Passons au deuxième argument-alibi qui nous est servi par les zélés propagandistes de la recherche spatiale et de la course à la lune : la recherche de vie dans l’univers, dans la perspective de pouvoir un jour entrer en contact avec les représentants de cette « exobiologie ». Il s’agit d’un tour de passe-passe car, qu’il existe ou non d’autres formes de vie dans l’univers, les contraintes matérielles (en termes de possibilité de voyages à la vitesse de la lumière) sont indépassables. Pourrions-nous même envisager de communiquer avec d’autres « civilisations » ? Jared Diamond a même exprimé de manière humoristique mais réaliste cette impossibilité : même si de multiples formes de vie sont apparues dans l’univers, la plupart d’entre elles (comme c’est le cas sur terre où une seule espèce sur 10 à 100 millions l’a fait) ont certainement été incapables d’atteindre un niveau d’organisation et de connaissance leur permettant de développer une technicité assez élevée pour pouvoir communiquer à des années-lumières de distance. Si quelques-unes l’ont fait, leur haut niveau de technicité et d’organisation les a probablement rendues très fragiles, comme notre espèce, qui par sa propre activité a (presque entièrement) détruit les conditions de sa survie sur le globe, qui est entré dans une spirale d’auto-destruction dont la seule inconnue reste les délais, pas la conclusion. Dans l’infini du temps et de l’espace, il est hautement improbable que deux civilisations développées indépendamment dans deux coins de l’univers, et dont les temps sont comptés, puissent se retrouver synchronisées et puissent communiquer entre elles !

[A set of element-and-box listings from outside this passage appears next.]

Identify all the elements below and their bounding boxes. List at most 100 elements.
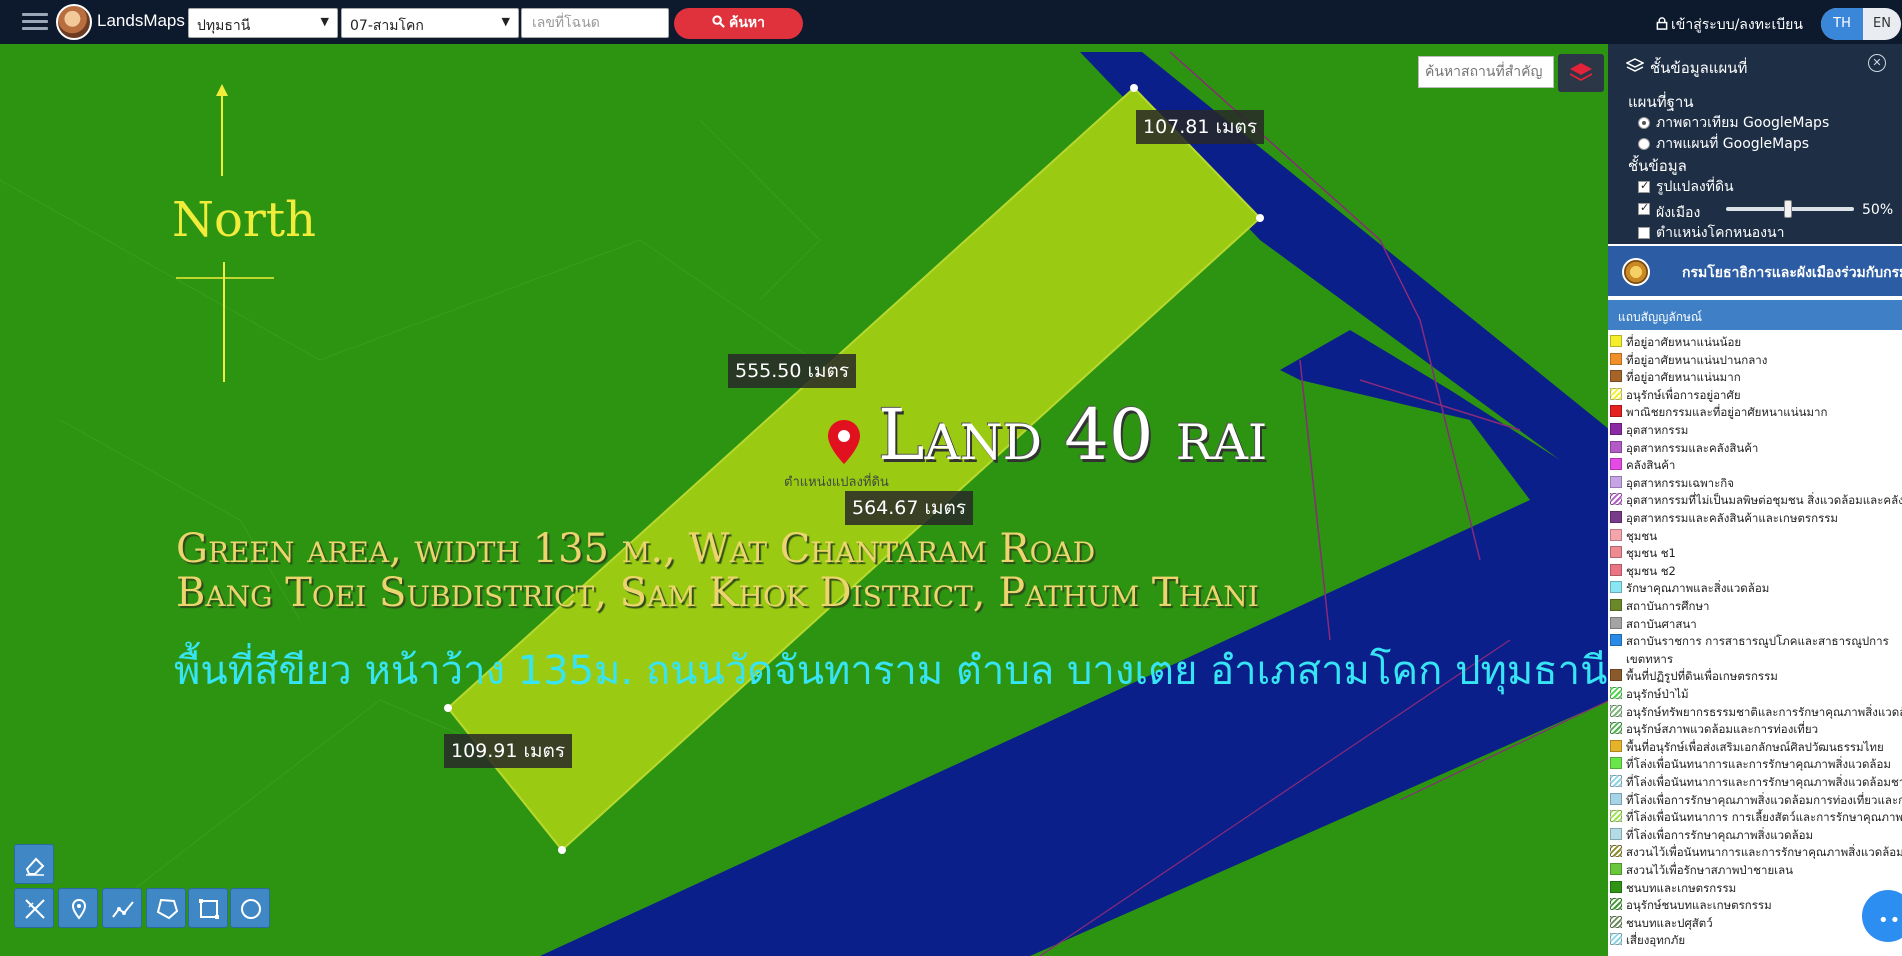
legend-swatch xyxy=(1610,775,1622,787)
polygon-icon xyxy=(156,898,179,920)
province-value: ปทุมธานี xyxy=(197,18,251,34)
legend-item: ที่อยู่อาศัยหนาแน่นปานกลาง xyxy=(1608,352,1902,368)
legend-label: อุตสาหกรรมและคลังสินค้าและเกษตรกรรม xyxy=(1626,511,1839,525)
lang-en-button[interactable]: EN xyxy=(1863,8,1901,40)
parcel-layer-label: รูปแปลงที่ดิน xyxy=(1656,179,1734,195)
legend-label: ที่อยู่อาศัยหนาแน่นปานกลาง xyxy=(1626,352,1768,367)
legend-item: อนุรักษ์เพื่อการอยู่อาศัย xyxy=(1608,387,1902,403)
legend-label: พื้นที่ปฏิรูปที่ดินเพื่อเกษตรกรรม xyxy=(1626,669,1778,684)
khoknongna-layer-label: ตำแหน่งโคกหนองนา xyxy=(1656,225,1785,241)
legend-label: สถาบันราชการ การสาธารณูปโภคและสาธารณูปกา… xyxy=(1626,634,1889,649)
legend-swatch xyxy=(1610,370,1622,383)
polygon-tool[interactable] xyxy=(146,888,186,928)
legend-swatch xyxy=(1610,687,1622,699)
legend-swatch xyxy=(1610,599,1622,611)
legend-item: อนุรักษ์ป่าไม้ xyxy=(1608,686,1902,702)
legend-label: ที่โล่งเพื่อนันทนาการและการรักษาคุณภาพสิ… xyxy=(1626,757,1891,772)
legend-swatch xyxy=(1610,458,1622,471)
district-select[interactable]: 07-สามโคก ▼ xyxy=(341,8,519,38)
legend-label: อนุรักษ์ชนบทและเกษตรกรรม xyxy=(1626,898,1772,913)
basemap-map-label: ภาพแผนที่ GoogleMaps xyxy=(1656,136,1810,152)
basemap-map-radio[interactable] xyxy=(1638,138,1650,150)
legend-item: เสี่ยงอุทกภัย xyxy=(1608,932,1902,948)
opacity-slider-handle[interactable] xyxy=(1784,200,1792,218)
agency-logo xyxy=(1622,258,1650,286)
legend-item: อนุรักษ์สภาพแวดล้อมและการท่องเที่ยว xyxy=(1608,721,1902,737)
legend-label: สถาบันศาสนา xyxy=(1626,616,1697,631)
basemap-satellite-label: ภาพดาวเทียม GoogleMaps xyxy=(1656,115,1830,131)
legend-label: ที่อยู่อาศัยหนาแน่นมาก xyxy=(1626,370,1741,385)
layers-icon xyxy=(1626,58,1644,72)
province-select[interactable]: ปทุมธานี ▼ xyxy=(188,8,338,38)
legend-swatch xyxy=(1610,810,1622,823)
legend-swatch xyxy=(1610,898,1622,911)
legend-label: ที่โล่งเพื่อการรักษาคุณภาพสิ่งแวดล้อมการ… xyxy=(1626,792,1902,807)
legend-item: ชุมชน ช2 xyxy=(1608,563,1902,579)
legend-item: ชนบทและเกษตรกรรม xyxy=(1608,880,1902,896)
legend-label: พื้นที่อนุรักษ์เพื่อส่งเสริมเอกลักษณ์ศิล… xyxy=(1626,739,1884,754)
legend-label: ชนบทและเกษตรกรรม xyxy=(1626,880,1737,895)
opacity-slider[interactable] xyxy=(1726,200,1854,218)
brand-name: LandsMaps xyxy=(97,11,185,30)
legend-swatch xyxy=(1610,335,1622,347)
legend-label: สงวนไว้เพื่อรักษาสภาพป่าชายเลน xyxy=(1626,863,1794,877)
legend-heading: แถบสัญญลักษณ์ xyxy=(1608,300,1902,330)
deed-number-input[interactable] xyxy=(521,8,669,38)
parcel-layer-checkbox[interactable] xyxy=(1638,179,1650,193)
place-search-input[interactable] xyxy=(1418,56,1554,88)
legend-label: ที่โล่งเพื่อนันทนาการและการรักษาคุณภาพสิ… xyxy=(1626,775,1902,789)
rectangle-icon xyxy=(199,899,219,919)
circle-tool[interactable] xyxy=(230,888,270,928)
legend-item: รักษาคุณภาพและสิ่งแวดล้อม xyxy=(1608,580,1902,596)
legend-item: สงวนไว้เพื่อนันทนาการและการรักษาคุณภาพสิ… xyxy=(1608,844,1902,860)
legend-item: คลังสินค้า xyxy=(1608,457,1902,473)
top-bar: LandsMaps ปทุมธานี ▼ 07-สามโคก ▼ ค้นหา เ… xyxy=(0,0,1902,44)
parcel-title: Land 40 rai xyxy=(878,394,1268,476)
legend-label: สงวนไว้เพื่อนันทนาการและการรักษาคุณภาพสิ… xyxy=(1626,845,1902,860)
cityplan-layer-checkbox[interactable] xyxy=(1638,201,1650,215)
chevron-down-icon: ▼ xyxy=(501,15,510,28)
legend-item: พื้นที่ปฏิรูปที่ดินเพื่อเกษตรกรรม xyxy=(1608,668,1902,684)
legend-label: ที่อยู่อาศัยหนาแน่นน้อย xyxy=(1626,335,1742,349)
login-link[interactable]: เข้าสู่ระบบ/ลงทะเบียน xyxy=(1656,14,1803,36)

Quant à la fable selon laquelle les responsables du développement de la science sur terre s’intéresseraient à la connaissance en soi, et non pas seulement dans un but lucratif, policier ou militaire, le fait qu’actuellement, alors que des milliers d’espèces s’éteignent chaque jour, que nous ne connaissons qu’un million d’espèces sur notre terre qui en compte 10 ou 100, dont plus de la moitié seront éteintes à la fin de notre siècle, il n’existe aucun grand programme national ou international de recherche visant à faire l’inventaire des espèces du globe avant leur disparition, suffit à démontrer que la connaissance « gratuite » est le dernier souci des grandes instances de la recherche mondiale ou national style NSA ou CNRS. Diamond souligne que plus d’argent a été investi par la NSA pour rechercher d’hypothétiques formes de vies extra-terrestres que pour connaître les espèces de notre propre planète, ce qui est hallucinant et pathétique.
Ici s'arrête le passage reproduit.